Visibility and Authenticity through Social Media
Social media has already radically changed the ways in which people relate to each other. These evolutions are also fundamentally changing the role of the leader. Formerly, leaders were charged with overseeing the operations and overall strategy of their organizations. Now, in addition, they are expected to be visual and verbal representations of their organizations as well. Figures like Bill Gates, Steve Jobs, and Mark Zuckerberg became manifestations of their companies. While very few company leaders achieve this level of visibility, a similar charge is now falling on all company leaders, especially in times of crisis when the organization needs to answer quickly to the public or the business community.
In the past, business leaders needed to undergo media training. Today, they need to undergo social media training as well. Social media has become the public stage through which leaders make themselves visible. Notably, communicating via social media differs from the process of communicating via traditional media avenues, like interviews, press conferences, or newsletters. With social media, people build their own networks, and individuals follow others with the expectation that communications are more authentic, rather than completely filtered through a corporate communications or PR team. Social network profiles are more personal and individuals expect an authentic voice on these outlets.
Social networks are not simply tools for marketing—instead, they facilitate communication. In this sense, it’s inappropriate for business leaders to treat them merely as sales channels. Rather, executives should think of social media more as a way to share information and engage in meaningful conversation with customers, the general public, and other industry leaders.
At the same time, a business leader’s social media account still represents his or her company and its brand. For this reason, business leaders need to learn a new style of communication that balances the call for personal authenticity with the reality of corporate responsibility.
Developing a Personal Leadership Brand
Another way to think of the balance between personal and professional is through the concept of branding. On social media, business leaders need to reflect the brand of their organizations while also developing their own personal brand. While some leaders certainly see themselves as a brand, many do not—however, all leaders are developing a personal brand, whether they do so consciously or not. A brand reflects the values that a leader embodies and speaks to what he or she considers most important. When people evaluate a leader, it is often that person’s brand that they consider.
Business leaders need to distinguish their personal brand from the corporate brands they represent.
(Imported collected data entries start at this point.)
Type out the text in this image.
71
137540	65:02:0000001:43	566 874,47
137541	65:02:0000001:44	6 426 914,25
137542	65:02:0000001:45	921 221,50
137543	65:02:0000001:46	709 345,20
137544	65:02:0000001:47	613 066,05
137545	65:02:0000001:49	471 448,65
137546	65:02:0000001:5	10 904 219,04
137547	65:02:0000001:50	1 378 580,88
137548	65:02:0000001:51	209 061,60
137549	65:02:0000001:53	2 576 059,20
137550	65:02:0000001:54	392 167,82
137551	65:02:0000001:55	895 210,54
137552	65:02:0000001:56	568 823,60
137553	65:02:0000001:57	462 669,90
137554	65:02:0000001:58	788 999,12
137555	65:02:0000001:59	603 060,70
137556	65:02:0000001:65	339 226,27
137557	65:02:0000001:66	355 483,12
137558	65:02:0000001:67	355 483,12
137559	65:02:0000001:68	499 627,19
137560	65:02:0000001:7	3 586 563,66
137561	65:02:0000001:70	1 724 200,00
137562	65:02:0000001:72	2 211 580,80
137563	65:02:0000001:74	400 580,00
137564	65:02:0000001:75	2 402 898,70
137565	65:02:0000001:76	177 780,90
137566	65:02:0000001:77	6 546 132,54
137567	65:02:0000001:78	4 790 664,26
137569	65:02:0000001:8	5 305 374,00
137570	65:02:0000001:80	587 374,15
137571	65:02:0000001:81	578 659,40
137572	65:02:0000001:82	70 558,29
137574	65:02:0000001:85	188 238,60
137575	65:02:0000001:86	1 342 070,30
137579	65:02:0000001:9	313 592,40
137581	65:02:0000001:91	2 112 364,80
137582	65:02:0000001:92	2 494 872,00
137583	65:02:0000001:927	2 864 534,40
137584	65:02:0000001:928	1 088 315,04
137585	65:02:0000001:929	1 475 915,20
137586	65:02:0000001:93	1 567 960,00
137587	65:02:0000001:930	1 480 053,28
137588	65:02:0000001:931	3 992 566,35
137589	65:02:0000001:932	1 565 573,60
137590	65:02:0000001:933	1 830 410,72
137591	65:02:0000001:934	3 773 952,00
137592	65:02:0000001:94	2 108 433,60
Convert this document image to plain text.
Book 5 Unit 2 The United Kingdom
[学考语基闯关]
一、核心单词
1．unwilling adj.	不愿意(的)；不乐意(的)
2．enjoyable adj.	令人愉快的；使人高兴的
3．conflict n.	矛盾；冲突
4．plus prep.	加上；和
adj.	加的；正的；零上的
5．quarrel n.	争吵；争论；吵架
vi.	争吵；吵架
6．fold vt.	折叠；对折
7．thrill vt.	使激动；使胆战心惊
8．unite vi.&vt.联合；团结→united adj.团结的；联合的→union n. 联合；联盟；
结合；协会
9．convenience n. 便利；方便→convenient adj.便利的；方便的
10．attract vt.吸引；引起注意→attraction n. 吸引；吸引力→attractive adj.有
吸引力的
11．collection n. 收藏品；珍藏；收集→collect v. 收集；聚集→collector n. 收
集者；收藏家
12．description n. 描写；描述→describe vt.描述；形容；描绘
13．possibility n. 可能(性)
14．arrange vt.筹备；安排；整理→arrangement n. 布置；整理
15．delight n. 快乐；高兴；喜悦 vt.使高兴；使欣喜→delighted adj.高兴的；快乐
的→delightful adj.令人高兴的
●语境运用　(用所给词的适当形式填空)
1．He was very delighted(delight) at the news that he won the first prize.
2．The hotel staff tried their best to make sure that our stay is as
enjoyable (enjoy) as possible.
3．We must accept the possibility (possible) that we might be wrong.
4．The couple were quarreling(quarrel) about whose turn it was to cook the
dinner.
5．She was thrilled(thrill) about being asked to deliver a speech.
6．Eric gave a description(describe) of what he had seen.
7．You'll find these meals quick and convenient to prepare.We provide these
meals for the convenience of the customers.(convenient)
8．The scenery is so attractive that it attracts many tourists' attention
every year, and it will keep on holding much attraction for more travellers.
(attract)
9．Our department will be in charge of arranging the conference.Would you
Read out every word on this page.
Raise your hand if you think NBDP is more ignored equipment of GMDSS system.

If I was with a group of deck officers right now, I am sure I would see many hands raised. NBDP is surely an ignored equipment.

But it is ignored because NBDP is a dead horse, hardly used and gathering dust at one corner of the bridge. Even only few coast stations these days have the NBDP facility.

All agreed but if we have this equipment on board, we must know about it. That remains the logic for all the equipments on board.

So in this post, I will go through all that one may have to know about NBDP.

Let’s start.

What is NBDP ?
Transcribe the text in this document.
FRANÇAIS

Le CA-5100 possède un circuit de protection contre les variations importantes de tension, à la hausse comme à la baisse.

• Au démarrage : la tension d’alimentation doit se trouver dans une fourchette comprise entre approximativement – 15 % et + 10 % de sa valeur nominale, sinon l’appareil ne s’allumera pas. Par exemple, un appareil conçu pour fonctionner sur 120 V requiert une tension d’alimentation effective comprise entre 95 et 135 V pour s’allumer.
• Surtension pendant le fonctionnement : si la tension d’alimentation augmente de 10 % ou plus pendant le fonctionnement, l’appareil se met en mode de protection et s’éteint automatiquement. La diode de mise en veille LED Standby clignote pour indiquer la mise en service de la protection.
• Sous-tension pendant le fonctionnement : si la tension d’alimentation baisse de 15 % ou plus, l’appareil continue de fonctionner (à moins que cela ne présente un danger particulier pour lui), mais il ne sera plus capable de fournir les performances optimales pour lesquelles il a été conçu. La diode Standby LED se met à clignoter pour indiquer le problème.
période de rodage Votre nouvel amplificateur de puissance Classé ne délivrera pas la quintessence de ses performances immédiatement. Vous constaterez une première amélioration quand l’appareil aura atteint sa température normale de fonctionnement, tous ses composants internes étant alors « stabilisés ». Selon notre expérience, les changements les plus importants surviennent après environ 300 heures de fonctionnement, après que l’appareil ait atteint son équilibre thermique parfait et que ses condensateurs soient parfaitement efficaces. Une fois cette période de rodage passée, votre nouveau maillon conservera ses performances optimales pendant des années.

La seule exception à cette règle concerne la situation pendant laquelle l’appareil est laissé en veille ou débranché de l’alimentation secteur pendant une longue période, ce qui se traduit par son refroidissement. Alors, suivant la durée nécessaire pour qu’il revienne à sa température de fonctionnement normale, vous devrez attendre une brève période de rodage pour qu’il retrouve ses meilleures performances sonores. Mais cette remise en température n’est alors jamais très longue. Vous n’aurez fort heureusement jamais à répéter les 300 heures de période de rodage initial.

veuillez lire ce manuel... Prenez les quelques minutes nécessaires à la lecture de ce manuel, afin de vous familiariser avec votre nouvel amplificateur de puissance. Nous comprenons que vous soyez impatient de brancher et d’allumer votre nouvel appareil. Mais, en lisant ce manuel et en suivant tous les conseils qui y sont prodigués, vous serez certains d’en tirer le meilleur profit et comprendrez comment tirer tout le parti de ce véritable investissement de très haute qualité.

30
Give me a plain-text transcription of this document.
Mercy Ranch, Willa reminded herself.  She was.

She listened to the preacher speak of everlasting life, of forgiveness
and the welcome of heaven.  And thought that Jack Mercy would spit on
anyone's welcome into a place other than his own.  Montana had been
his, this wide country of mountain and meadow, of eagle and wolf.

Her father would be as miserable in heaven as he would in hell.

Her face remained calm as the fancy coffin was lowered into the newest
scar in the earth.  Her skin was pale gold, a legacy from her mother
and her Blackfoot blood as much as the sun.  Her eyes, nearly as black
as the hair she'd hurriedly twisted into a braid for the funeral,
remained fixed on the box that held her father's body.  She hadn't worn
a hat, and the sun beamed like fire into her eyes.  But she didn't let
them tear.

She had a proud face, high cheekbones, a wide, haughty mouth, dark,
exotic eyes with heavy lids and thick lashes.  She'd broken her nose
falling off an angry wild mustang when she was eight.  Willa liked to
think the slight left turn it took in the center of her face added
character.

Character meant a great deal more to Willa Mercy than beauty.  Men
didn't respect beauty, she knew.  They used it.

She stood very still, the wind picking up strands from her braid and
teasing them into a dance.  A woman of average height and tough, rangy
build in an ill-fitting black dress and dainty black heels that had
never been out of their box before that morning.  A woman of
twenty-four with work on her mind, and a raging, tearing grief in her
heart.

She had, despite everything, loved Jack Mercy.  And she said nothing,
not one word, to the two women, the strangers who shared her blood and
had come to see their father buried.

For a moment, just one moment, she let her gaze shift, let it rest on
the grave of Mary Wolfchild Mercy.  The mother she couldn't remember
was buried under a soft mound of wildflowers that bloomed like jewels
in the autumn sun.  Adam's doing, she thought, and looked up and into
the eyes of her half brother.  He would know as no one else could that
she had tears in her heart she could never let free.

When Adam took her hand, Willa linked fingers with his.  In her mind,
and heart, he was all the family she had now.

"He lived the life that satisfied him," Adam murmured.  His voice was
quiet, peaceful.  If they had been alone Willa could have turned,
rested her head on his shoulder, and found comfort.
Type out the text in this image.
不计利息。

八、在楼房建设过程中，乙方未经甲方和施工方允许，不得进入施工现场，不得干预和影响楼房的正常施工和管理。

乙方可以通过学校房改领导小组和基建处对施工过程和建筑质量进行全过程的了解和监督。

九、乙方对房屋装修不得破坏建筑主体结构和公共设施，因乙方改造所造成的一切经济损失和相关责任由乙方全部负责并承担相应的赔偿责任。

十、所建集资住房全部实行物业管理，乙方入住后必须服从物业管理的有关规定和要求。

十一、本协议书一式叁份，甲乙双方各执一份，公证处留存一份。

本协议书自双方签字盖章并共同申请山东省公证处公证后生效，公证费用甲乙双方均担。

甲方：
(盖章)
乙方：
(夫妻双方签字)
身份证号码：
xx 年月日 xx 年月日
The personal brand lets other leaders and organizations know what the leader values, both personally and professionally. When it’s time to move to a new company, the brand that a leader has developed can be a major factor in the types of offers that he or she receives.
Social Networks and Professional Networking
Personal branding was something difficult to accomplish before social media, but now anyone can establish a personal website and blog rather easily. From a professional perspective, it is important for business leaders to do this and to create meaningful, engaging content. This content can be shared through platforms like Facebook, Twitter, or LinkedIn. As business leaders create and disseminate meaningful content, and share content written and published by other business leaders, they can quickly build a strong professional network.
When social networks are viewed as a source of professional networking, business leaders gain access to the people they need to solve problems. A larger professional network means that business leaders have more access to highly qualified, talented contacts that they can call upon for assistance, or when building a new team. To the modern business leader, developing this kind of network through social media is critical to the success of his or her company.